Sai perchè? Vuoi saperlo? Te lo dico: perché tu non sai come vivere la vita, non hai gli strumenti,
pensi solo a dire stronzate per convincere tutti che non te ne importa un cazzo,
quando in realtà ti importa così tanto che non sopporti nemmeno di essere viva.
[...]
Questa è la malattia della tossicodipendenza: è una malattia degenerativa, è incurabile, è fatale.
Non è diversa dal cancro.
La parte più difficile della malattia della tossicodipendenza, oltre al fatto di essere malati, è che
nessuno al mondo la vede come una malattia.
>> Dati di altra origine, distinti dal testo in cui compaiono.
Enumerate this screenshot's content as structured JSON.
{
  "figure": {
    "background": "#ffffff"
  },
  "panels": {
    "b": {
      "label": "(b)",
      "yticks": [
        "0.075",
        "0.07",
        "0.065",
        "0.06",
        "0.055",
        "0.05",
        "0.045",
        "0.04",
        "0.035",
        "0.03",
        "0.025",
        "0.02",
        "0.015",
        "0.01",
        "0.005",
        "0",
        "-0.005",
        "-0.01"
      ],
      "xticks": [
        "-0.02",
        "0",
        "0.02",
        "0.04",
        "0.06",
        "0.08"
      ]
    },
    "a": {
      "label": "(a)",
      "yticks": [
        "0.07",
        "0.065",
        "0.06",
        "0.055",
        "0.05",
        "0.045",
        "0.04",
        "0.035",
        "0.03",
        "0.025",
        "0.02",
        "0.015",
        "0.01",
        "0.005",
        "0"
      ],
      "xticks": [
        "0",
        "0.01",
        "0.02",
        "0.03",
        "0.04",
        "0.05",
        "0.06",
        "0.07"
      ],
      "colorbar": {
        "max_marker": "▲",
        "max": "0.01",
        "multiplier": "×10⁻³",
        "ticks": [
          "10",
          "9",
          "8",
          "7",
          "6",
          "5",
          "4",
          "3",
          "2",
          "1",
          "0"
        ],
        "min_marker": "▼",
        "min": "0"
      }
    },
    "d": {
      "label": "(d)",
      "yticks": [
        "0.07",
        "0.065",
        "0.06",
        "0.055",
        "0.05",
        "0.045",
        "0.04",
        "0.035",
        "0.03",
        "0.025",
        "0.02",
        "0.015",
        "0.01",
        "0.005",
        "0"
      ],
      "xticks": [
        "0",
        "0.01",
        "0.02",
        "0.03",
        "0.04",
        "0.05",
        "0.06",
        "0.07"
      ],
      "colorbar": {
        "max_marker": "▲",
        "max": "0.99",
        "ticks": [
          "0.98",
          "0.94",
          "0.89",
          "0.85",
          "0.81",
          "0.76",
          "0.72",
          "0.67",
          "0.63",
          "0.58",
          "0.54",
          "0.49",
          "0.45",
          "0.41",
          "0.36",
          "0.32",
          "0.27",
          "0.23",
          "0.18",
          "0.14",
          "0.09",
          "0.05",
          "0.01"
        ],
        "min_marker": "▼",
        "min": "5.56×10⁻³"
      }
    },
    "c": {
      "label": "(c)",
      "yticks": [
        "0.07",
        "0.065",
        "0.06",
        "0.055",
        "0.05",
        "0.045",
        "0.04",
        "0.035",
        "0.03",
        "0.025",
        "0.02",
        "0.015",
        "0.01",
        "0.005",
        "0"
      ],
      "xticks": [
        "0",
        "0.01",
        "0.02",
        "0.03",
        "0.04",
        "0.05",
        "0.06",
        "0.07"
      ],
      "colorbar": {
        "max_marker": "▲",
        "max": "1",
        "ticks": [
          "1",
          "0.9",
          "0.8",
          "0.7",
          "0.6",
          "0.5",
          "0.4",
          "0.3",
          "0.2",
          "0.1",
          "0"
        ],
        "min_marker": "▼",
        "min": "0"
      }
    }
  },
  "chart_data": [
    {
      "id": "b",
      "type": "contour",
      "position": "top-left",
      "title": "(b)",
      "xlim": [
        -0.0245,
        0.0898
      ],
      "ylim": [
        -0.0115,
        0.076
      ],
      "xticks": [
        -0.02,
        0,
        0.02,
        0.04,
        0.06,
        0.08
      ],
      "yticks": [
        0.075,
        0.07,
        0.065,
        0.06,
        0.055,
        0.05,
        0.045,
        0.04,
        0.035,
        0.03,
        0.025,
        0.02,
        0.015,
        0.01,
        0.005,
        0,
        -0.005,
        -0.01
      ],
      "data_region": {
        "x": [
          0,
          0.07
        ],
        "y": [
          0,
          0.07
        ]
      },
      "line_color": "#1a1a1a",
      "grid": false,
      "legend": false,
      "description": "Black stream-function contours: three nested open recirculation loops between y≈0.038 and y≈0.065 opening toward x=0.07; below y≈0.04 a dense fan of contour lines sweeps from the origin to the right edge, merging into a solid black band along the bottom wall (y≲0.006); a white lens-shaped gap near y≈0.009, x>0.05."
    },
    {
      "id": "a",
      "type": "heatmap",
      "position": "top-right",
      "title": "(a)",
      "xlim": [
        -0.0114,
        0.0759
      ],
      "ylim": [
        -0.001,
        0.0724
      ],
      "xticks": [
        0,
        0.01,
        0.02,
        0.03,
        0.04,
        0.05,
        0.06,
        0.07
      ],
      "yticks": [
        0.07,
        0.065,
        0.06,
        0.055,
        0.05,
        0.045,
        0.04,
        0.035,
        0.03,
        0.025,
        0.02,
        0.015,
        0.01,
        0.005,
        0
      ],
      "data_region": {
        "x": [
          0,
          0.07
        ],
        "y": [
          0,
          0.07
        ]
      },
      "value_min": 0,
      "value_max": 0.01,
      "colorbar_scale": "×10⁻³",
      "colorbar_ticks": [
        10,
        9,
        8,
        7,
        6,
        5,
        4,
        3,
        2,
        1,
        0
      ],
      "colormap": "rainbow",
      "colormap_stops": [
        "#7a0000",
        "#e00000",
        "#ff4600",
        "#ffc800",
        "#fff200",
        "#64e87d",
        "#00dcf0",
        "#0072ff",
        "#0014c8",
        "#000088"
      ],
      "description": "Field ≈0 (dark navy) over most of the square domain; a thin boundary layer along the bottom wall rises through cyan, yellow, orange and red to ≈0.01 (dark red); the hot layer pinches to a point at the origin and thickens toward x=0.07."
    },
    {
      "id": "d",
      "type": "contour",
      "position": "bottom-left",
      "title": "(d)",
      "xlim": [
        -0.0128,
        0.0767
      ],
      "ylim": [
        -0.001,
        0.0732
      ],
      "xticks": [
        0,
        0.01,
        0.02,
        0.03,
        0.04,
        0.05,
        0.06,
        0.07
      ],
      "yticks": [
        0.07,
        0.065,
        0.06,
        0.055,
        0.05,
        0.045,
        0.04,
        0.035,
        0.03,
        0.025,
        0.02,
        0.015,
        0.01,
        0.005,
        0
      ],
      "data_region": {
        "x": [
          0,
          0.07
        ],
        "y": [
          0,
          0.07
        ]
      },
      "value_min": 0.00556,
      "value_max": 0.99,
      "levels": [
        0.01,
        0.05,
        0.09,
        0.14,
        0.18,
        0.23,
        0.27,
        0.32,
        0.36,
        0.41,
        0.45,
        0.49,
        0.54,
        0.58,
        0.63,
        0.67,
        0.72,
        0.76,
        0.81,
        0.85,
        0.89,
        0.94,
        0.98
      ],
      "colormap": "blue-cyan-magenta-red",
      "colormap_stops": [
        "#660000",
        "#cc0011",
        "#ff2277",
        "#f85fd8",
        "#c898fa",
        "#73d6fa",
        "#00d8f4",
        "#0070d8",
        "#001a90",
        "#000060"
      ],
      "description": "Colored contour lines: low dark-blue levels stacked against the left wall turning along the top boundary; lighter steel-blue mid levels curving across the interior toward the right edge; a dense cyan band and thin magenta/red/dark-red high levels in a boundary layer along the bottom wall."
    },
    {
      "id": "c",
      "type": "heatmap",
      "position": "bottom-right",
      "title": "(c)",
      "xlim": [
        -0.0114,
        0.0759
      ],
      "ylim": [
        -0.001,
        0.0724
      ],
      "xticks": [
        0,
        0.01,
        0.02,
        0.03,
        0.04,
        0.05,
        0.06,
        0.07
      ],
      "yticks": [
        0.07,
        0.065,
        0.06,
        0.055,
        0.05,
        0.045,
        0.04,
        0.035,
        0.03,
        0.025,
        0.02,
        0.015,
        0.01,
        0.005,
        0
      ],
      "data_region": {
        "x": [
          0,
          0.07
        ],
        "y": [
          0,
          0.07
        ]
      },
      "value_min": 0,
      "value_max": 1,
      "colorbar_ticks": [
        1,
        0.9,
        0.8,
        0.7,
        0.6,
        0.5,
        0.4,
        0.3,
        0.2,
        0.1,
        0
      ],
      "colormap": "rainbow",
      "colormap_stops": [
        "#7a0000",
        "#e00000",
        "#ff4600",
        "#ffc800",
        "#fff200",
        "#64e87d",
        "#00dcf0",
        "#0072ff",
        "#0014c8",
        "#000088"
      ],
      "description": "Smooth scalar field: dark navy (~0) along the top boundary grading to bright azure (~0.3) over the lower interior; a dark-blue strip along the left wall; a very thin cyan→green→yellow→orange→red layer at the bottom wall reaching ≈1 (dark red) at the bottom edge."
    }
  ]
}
Ti vedono come un egoista,
ti vedono debole, ti vedono crudele, ti vedono distruttiva, pensano:
"Perchè dovrebbe fregarmene se a lei non importa di se stessa e di nessun altro?
Perché dovrebbe meritare il mio tempo, la mia pazienza, la mia compassione?"
[...]
La verità è che la droga cambia radicalmente chi sei come essere umano.
Ogni morale, ogni principio, tutto quello che hai a cuore.
E quello in cui credi va fuori dalla finestra o giù per lo scarico.
Più contintui a drogarti più cose perderai. E non parlo solo di quello che ami,
ma di quello che apprezzi di te stessa. E ogni compromesso che fai,
ogni confine morale che oltrepassi, andrai sempre più avanti,
finché non riconoscerai più chi cazzo sei.
E la lista dei pensieri su cui rimugini, delle cose imperdonabili
diventerà più lunga e più agghiacciante.
Da un lato un ex tossicodipendente pulito da sette anni, reduce da una dilaniante guerra contro se stesso che lo ha piegato ma allo stesso tempo fortificato; dall’altro, un’adolescente appena ricaduta nel tunnel che non riesce a figurare alcun futuro davanti a sé («Io non ho intenzione di vivere ancora a lungo. Non voglio far parte di tutto questo. Non voglio neanche assistere»).
Un’ora di dialogo incessante tra due individui additati come emarginati sociali in cui vengono scandagliate le pieghe più angoscianti delle loro solitudini. Nonostante a travolgerci sia una scrittura precisa e incalzante, quello portato in scena da Sam Levinson è un kammerspiel tutt’altro che artefatto e manieristico: piuttosto, “servendosi” di Ali come portavoce, il regista sembra parlare a cuore aperto di se stesso e di chi, come i suoi personaggi, porta con sé ferite tanto profonde da essere invisibili ai più.
Trouble Don't Last Always.
You got to believe in the poetry.
I problemi non durano per sempre. Schivando qualsiasi deriva retorica, Levinson riconduce questa semplice frase al suo significato più puro: esiste della bellezza in ciò che ci circonda, anche quando sembra impossibile scorgerla, anche quando la cecità deriva dal dolore che abbiamo volontariamente inflitto a noi stessi e agli altri. Per abbracciarla, o anche semplicemente accarezzarla, serve “solo” il coraggio di prendersi per mano.